A somewhat 'crude' but simple thing you can
try is to listen to the
audiotape sound of the tape you created which you say was
successful. Then listen audibly to the tapes you're trying to
recover. If the pitch seems to match for the most part it isn't a
speed problem. If you have an oscilloscope, look at the amplitude
of the signal out of the cassette drive of the new 'working' tape
and compare to the one you're trying to recover.
As others have suggested, use the simplest tape player you can find.
Noise reduction circuits and other fancy technology will only cause
problems.
The 'fancy technology' I suggested was an oscilloscope. I don't see how
I think you've misunderstood the message. I think Sellam was refering to
'fancy technology' inside the tape player -- things like noise reduction
circuits. You want a player without anything like that.

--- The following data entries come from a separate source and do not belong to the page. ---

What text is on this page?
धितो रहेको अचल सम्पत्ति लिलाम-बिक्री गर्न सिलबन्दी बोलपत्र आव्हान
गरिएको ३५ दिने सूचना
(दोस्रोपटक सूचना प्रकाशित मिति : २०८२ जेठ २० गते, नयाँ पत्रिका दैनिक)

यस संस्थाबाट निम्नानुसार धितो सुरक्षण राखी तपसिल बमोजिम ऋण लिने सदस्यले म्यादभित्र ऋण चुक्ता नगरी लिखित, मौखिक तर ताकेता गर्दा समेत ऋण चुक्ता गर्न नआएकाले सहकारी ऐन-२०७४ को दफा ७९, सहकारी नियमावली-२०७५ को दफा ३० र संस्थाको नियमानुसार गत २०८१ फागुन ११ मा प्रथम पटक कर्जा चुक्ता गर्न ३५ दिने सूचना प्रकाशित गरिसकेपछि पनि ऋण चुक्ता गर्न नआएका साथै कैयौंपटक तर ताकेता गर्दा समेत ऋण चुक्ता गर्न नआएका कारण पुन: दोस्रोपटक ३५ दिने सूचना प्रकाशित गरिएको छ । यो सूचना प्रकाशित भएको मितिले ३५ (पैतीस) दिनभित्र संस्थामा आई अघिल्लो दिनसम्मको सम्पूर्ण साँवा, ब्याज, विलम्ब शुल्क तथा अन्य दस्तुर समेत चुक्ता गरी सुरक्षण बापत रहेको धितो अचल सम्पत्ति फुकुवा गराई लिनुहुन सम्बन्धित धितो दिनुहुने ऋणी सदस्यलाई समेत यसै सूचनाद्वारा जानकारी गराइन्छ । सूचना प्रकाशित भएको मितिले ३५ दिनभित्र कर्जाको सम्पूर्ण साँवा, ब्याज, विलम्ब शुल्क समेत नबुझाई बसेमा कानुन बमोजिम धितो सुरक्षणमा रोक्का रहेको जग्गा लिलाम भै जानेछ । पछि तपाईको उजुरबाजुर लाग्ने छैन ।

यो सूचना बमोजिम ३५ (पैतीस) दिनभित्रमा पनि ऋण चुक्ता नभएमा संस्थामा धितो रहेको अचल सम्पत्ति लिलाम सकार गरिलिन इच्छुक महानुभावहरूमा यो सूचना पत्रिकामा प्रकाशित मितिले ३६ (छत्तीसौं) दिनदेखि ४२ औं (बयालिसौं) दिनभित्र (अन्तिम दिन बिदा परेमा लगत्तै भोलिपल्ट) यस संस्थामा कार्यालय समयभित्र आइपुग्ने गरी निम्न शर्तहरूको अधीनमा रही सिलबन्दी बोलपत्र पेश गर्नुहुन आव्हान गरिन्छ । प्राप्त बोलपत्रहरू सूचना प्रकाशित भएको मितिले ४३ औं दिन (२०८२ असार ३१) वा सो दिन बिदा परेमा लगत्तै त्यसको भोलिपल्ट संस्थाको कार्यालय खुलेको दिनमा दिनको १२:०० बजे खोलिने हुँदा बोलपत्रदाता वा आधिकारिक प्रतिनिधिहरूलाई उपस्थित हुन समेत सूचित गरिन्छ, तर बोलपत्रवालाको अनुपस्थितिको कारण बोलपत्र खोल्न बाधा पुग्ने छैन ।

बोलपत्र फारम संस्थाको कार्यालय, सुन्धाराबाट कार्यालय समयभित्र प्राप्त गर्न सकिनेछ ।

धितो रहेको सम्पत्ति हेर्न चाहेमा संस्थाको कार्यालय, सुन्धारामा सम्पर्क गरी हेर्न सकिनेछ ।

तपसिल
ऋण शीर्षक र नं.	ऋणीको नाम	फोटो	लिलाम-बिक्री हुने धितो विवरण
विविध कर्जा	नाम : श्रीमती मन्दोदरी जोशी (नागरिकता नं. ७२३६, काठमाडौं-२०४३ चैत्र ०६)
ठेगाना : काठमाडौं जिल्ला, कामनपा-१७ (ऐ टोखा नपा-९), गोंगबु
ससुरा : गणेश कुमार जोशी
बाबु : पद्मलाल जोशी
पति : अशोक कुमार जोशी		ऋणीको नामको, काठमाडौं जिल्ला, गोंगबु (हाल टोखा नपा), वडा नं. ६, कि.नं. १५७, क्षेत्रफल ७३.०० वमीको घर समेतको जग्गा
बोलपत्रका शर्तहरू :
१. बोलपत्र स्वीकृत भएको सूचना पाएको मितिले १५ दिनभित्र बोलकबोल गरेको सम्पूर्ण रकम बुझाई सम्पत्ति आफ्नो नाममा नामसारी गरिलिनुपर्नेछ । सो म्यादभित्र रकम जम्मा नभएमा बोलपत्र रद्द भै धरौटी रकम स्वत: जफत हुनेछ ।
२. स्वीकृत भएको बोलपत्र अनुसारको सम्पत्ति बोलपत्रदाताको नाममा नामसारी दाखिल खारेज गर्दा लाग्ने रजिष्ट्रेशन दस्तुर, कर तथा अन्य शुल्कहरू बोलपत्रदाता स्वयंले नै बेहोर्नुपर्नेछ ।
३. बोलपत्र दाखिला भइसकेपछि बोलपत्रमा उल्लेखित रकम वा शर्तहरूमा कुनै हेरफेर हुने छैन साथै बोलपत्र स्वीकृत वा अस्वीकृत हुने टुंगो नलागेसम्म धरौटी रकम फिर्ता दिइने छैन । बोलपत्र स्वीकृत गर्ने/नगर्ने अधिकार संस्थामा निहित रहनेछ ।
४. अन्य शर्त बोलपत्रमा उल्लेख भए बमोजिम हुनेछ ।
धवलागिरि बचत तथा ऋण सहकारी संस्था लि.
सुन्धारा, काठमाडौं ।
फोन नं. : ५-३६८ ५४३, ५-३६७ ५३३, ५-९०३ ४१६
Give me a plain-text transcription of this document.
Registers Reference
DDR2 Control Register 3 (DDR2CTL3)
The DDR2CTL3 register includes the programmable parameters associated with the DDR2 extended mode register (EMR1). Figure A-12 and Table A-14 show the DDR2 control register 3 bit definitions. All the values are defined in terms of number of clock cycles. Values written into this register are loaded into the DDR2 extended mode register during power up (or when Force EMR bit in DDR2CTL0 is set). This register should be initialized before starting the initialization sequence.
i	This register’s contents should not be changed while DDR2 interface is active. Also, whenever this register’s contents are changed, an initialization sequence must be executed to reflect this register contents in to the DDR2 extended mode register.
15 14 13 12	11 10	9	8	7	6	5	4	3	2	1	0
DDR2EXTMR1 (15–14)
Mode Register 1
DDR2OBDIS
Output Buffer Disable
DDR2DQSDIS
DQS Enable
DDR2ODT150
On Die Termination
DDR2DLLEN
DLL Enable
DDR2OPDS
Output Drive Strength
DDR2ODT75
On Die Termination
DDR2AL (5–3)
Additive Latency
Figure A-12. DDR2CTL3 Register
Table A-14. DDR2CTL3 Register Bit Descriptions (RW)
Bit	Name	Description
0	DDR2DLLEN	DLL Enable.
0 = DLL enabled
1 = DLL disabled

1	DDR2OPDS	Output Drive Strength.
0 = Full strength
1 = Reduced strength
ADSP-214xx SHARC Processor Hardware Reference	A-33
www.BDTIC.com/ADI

just using the cheapest garage sale tape player you
can find is a better
technical approach than actually looking at the waveforms coming out of
the various cheap-garage-sale tape players you've rounded up. Looking
for clipping and comparing the pulsewidths of the signal on an accurate
time base should clear up a lot.
I would agree that looking at the signal (and looking at the signal 'as
far into the computer as possible' on machines where it's not all hidden
inside a ULA -- for example the output of the comparator that produces a
TTL-level signal) is well worth doing. It's much easier to put things
right when you have evidence as to what's wrong!